The Zcash Foundation has issued a critical security alert, urging all node operators to immediately upgrade to Zebra version 4.5.0. The release fixes multiple vulnerabilities discovered during an external security review, including a serious parser bug that risked chain disagreements. The update also adds support for miners to receive rewards directly to shielded addresses, enhancing the network’s privacy features.
The Zcash Foundation has instructed Zebra node operators to install version 4.5.0 immediately. Developers stated the release fixes flaws that could disrupt operations or halt synchronization.
A critical bug in Zebra’s transparent script parser was the most serious issue addressed. This might lead to a disagreement among nodes regarding the validity of chain data, according to the foundation’s announcement.
Several denial-of-service vulnerabilities that could cause node instability were also resolved. The foundation credited security researcher Samsulselfut for discovering the critical parser flaw.

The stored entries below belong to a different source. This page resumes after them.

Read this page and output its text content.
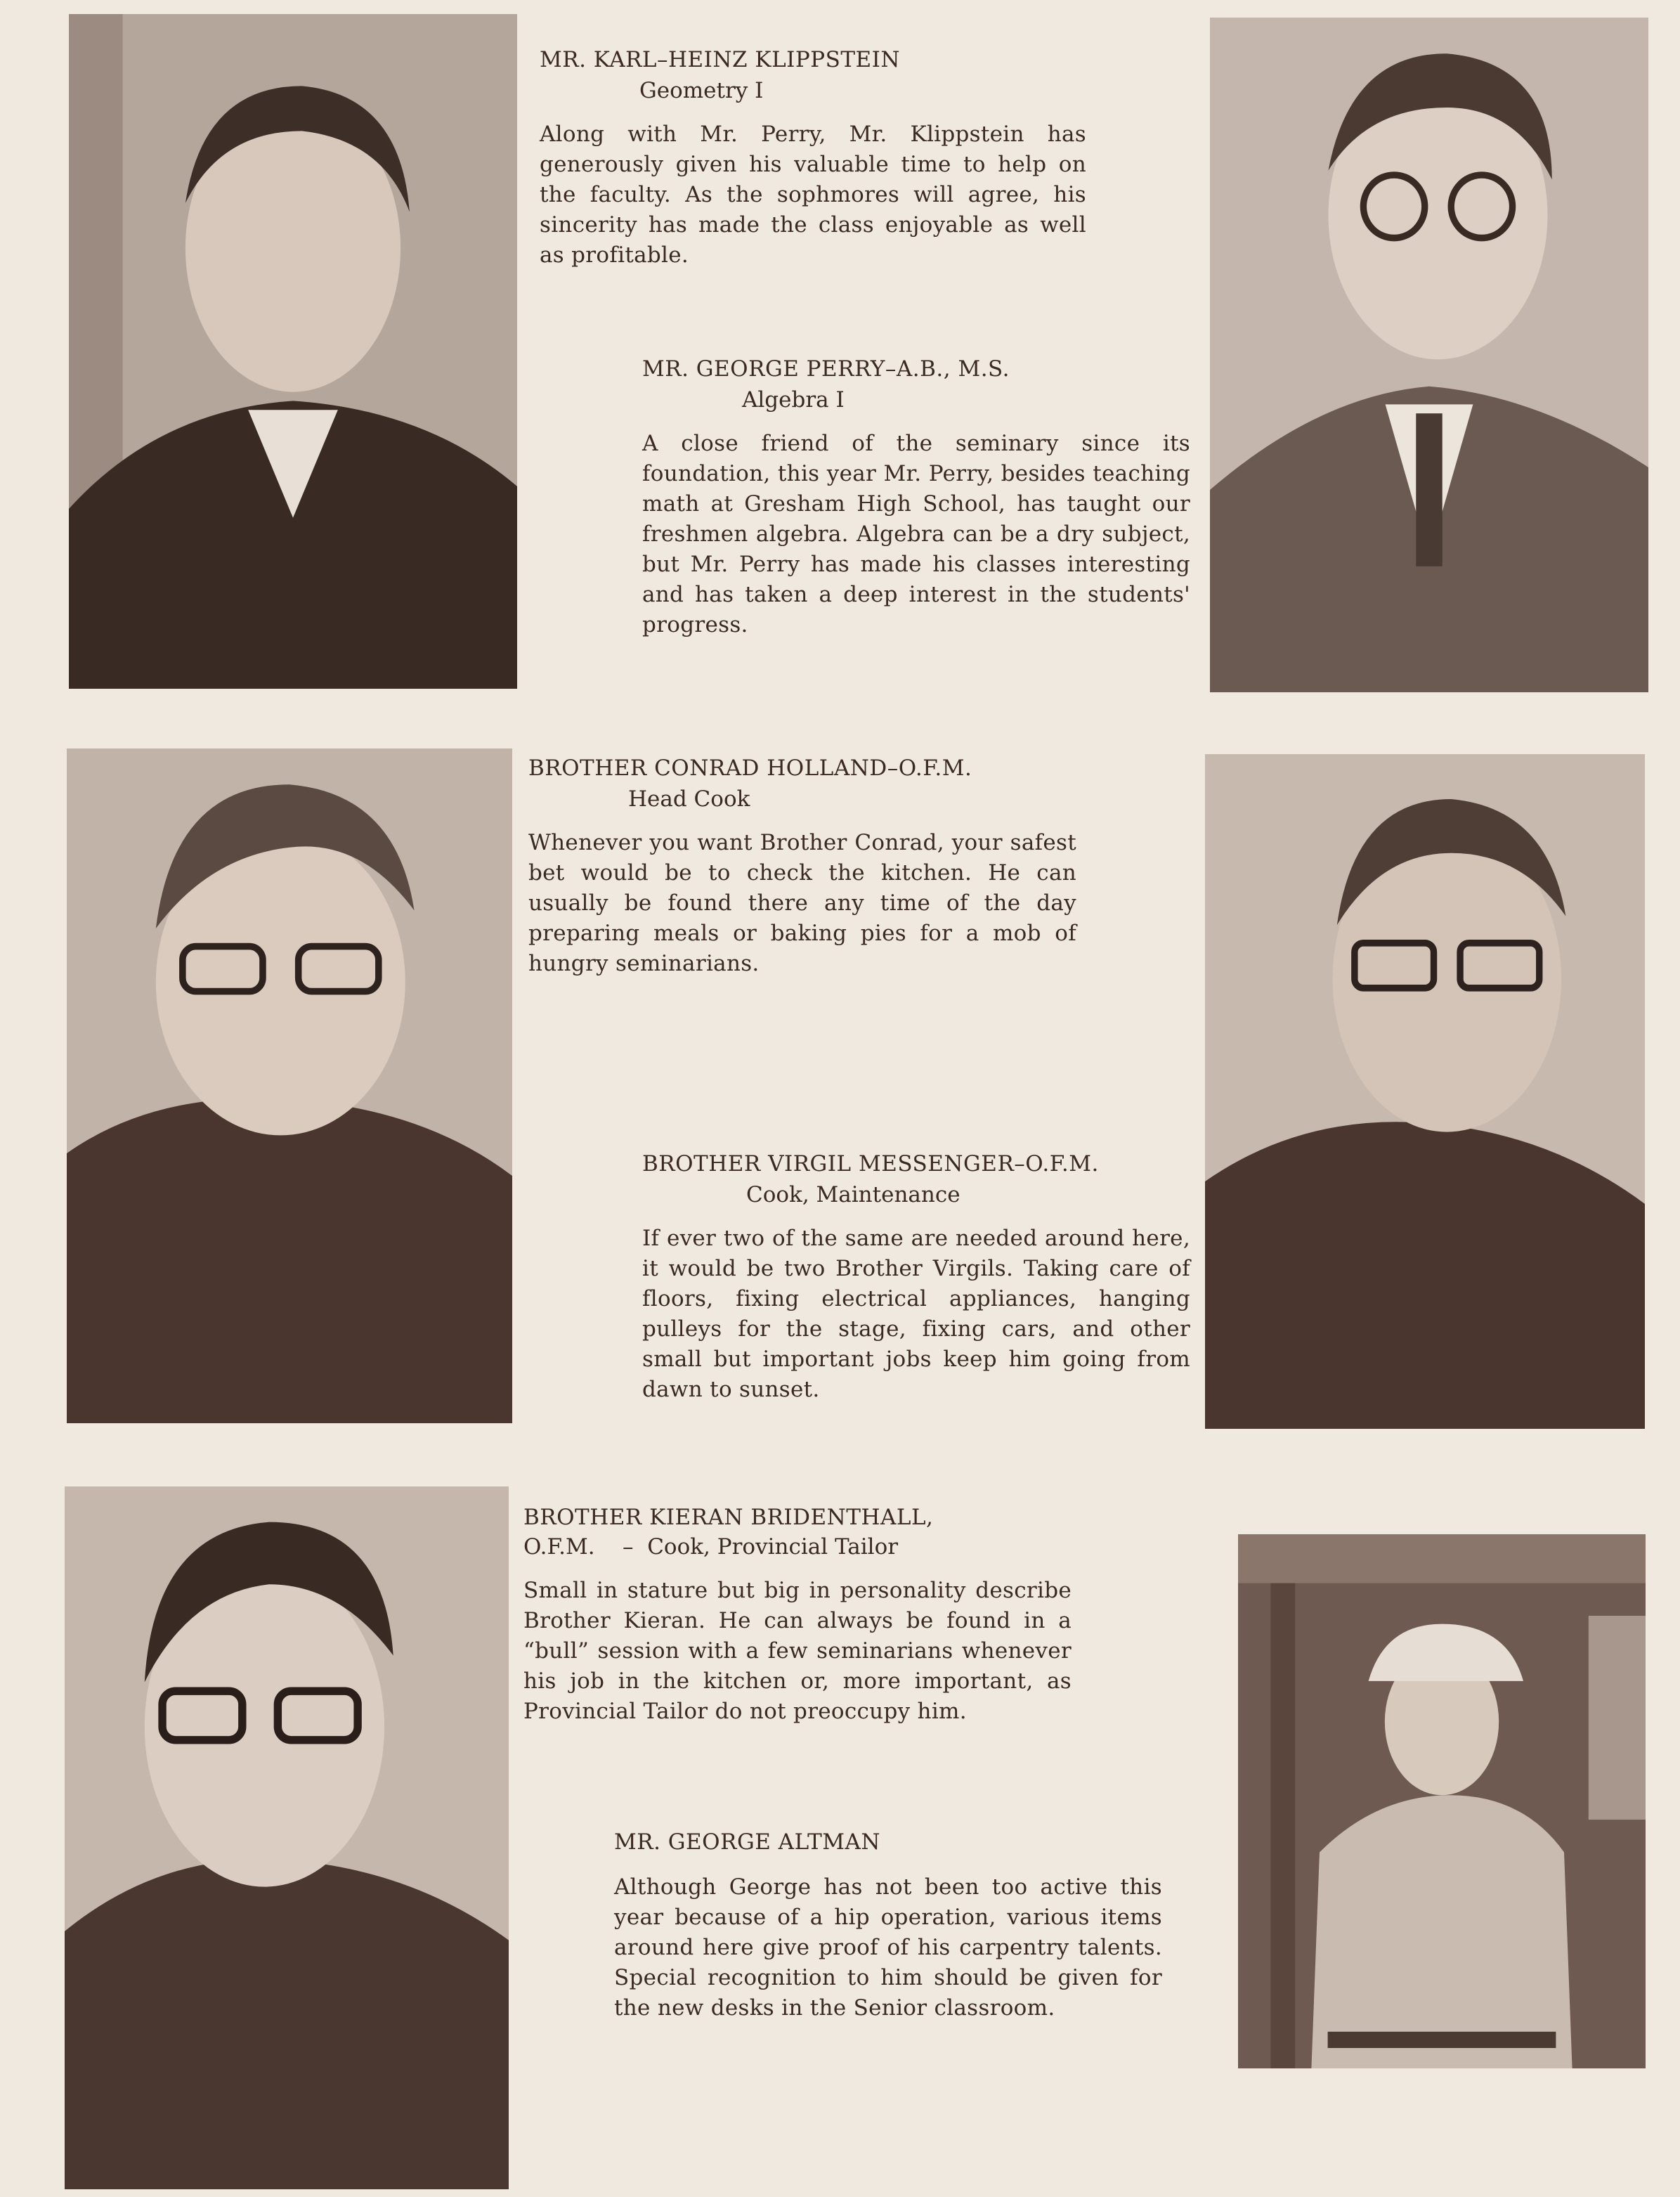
MR. KARL–HEINZ KLIPPSTEIN
Geometry I

Along with Mr. Perry, Mr. Klippstein has generously given his valuable time to help on the faculty. As the sophmores will agree, his sincerity has made the class enjoyable as well as profitable.

MR. GEORGE PERRY–A.B., M.S.
Algebra I

A close friend of the seminary since its foundation, this year Mr. Perry, besides teaching math at Gresham High School, has taught our freshmen algebra. Algebra can be a dry subject, but Mr. Perry has made his classes interesting and has taken a deep interest in the students' progress.

BROTHER CONRAD HOLLAND–O.F.M.
Head Cook

Whenever you want Brother Conrad, your safest bet would be to check the kitchen. He can usually be found there any time of the day preparing meals or baking pies for a mob of hungry seminarians.

BROTHER VIRGIL MESSENGER–O.F.M.
Cook, Maintenance

If ever two of the same are needed around here, it would be two Brother Virgils. Taking care of floors, fixing electrical appliances, hanging pulleys for the stage, fixing cars, and other small but important jobs keep him going from dawn to sunset.

BROTHER KIERAN BRIDENTHALL,
O.F.M.    –  Cook, Provincial Tailor

Small in stature but big in personality describe Brother Kieran. He can always be found in a “bull” session with a few seminarians whenever his job in the kitchen or, more important, as Provincial Tailor do not preoccupy him.

MR. GEORGE ALTMAN

Although George has not been too active this year because of a hip operation, various items around here give proof of his carpentry talents. Special recognition to him should be given for the new desks in the Senior classroom.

The fixes followed a broad security review conducted through the ZCG Vulnerability Disclosure Initiative. Over 80 reports from researchers helped identify issues in Zebra’s validation, networking, and wallet components.
The upgrade enables miners to receive block rewards with shielded addresses for the first time. This change reduces the public visibility of reward payments on the network.
The foundation reported having $36.7 million in liquid assets at the end of Q1 2026. This included approximately $21 million in ZEC and $12.6 million in cash and USDC.